Al-Hayat Al-Jadida wrote on March 4th, as translated by PMW:
The announcement that the Shoshana collection – including Palestinian coins which were almost certainly stolen and smuggled overseas from Palestine – is up for auction, is an opportunity for Jewish and Western scholars to use the Jewish revolt against the Romans in Palestine for a political agenda, and to connect this local revolt with the establishment of the Israeli occupation state in the 20th century. Usually, Palestinians and Arabs show no interest in antiquities from this period, for reasons which are unintelligible and not convincing; they are influenced by the Israeli and Zionist propaganda, despite the fact that [the Shekel coins] are part of the Palestinian cultural heritage.”
PMW explains the newspaper’s decision to omit the word “Judea” from its story is significant:
In addition, the PA daily’s claim that the Jewish revolt against the Romans in the years 66 – 70 CE happened in “Palestine” is yet another historical revision. The Jewish revolt happened in the land of “Judea.” The Roman coin minted after the Romans destroyed the Temple in the year 70 CE, in honor of Roman victory was inscribed with the words “Judea Capta,” meaning “[the land of] Judea is defeated.” See the coin to the right.

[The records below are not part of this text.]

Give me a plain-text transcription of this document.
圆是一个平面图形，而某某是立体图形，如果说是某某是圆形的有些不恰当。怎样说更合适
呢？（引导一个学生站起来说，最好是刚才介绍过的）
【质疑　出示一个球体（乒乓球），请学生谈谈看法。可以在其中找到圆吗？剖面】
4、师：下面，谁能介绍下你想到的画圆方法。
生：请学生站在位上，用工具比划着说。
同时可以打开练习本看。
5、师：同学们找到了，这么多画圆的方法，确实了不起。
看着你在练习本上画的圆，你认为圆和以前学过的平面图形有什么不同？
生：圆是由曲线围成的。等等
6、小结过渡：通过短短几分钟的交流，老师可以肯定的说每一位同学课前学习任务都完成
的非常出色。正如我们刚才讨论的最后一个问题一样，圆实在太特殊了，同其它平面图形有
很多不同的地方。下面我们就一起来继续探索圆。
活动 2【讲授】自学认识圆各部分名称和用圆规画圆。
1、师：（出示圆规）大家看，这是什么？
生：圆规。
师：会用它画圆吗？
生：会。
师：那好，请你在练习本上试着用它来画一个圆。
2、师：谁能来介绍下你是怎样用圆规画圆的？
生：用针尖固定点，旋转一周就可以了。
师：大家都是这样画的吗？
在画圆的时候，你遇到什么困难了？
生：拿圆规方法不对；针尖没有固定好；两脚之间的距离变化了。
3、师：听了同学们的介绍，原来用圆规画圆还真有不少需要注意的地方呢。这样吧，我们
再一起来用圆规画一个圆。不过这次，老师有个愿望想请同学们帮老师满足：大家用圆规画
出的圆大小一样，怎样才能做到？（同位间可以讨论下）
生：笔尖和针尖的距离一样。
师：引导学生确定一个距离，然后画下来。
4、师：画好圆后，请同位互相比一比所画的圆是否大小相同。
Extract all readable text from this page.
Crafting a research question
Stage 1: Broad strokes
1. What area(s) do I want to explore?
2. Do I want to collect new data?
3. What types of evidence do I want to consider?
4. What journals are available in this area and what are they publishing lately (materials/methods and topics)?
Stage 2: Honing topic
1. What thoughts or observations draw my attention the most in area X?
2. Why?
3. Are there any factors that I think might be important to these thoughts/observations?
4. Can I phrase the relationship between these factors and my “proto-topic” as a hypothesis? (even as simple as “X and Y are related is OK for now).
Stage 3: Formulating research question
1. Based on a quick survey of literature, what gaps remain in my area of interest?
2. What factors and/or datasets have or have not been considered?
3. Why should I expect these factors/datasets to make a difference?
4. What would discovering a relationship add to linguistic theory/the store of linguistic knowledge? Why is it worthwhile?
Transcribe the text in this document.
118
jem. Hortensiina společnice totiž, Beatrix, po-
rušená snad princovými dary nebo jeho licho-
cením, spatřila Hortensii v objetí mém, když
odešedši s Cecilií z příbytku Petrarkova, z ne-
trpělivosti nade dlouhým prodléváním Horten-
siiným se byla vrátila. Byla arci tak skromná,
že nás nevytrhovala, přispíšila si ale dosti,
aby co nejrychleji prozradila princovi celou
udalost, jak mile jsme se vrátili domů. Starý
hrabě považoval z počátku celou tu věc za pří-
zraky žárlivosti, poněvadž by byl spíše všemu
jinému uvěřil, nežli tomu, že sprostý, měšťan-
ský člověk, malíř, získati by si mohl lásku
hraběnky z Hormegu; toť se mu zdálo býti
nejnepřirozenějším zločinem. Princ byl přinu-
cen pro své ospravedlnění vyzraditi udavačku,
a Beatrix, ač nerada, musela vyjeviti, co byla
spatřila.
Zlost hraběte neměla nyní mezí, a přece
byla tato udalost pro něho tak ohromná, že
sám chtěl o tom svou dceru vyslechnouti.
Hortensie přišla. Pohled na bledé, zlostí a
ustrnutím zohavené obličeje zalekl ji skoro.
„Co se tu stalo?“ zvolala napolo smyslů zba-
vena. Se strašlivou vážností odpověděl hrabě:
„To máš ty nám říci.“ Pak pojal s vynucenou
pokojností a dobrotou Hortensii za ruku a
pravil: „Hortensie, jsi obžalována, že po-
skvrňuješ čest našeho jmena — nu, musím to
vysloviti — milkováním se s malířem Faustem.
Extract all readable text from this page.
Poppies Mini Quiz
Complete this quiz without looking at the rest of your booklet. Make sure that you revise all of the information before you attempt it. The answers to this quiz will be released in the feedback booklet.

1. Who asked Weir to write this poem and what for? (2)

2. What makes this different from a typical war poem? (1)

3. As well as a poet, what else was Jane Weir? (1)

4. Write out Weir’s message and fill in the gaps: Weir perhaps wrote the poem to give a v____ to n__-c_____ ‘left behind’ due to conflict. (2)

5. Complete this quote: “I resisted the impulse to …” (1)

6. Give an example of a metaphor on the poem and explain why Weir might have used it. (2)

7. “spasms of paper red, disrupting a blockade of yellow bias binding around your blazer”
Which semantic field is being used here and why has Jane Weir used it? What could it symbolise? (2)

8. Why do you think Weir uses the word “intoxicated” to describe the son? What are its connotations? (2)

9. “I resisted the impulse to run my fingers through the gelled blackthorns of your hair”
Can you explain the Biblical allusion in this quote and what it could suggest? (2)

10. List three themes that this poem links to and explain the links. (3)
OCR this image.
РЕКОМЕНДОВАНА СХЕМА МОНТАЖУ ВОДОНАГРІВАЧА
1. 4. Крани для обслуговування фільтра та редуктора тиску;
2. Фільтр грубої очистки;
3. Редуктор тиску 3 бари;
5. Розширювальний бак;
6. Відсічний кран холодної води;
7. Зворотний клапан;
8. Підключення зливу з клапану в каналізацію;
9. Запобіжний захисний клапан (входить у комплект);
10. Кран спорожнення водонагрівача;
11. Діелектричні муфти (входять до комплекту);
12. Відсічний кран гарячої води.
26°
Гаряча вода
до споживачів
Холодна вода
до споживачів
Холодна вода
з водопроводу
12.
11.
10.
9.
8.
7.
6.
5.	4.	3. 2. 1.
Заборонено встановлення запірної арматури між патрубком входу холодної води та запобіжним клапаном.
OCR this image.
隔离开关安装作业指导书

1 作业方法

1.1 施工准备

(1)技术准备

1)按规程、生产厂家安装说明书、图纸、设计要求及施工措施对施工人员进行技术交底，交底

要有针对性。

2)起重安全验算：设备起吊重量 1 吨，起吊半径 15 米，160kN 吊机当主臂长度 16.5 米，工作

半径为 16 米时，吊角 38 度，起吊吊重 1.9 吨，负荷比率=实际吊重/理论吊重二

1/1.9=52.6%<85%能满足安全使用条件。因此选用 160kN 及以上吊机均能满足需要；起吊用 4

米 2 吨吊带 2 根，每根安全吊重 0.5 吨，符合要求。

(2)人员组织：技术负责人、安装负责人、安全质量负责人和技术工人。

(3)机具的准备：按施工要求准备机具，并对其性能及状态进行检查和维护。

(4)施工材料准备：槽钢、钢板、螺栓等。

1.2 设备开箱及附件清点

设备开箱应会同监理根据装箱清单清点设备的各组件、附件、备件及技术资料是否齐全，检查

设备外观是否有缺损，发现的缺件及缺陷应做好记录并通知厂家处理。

The Romans changed the name of Judea to “Palestine” 65 years later in the year 135 CE, after the Bar Kochba Rebellion, not because of the existence of a local population that called themselves “Palestinians,” but in an attempt to distance Jews from their own land, as punishment for the Jewish rebellion.
Judea – in Hebrew Yehuda – is the same word (with a different suffix) as “Jewish” or Yehudi.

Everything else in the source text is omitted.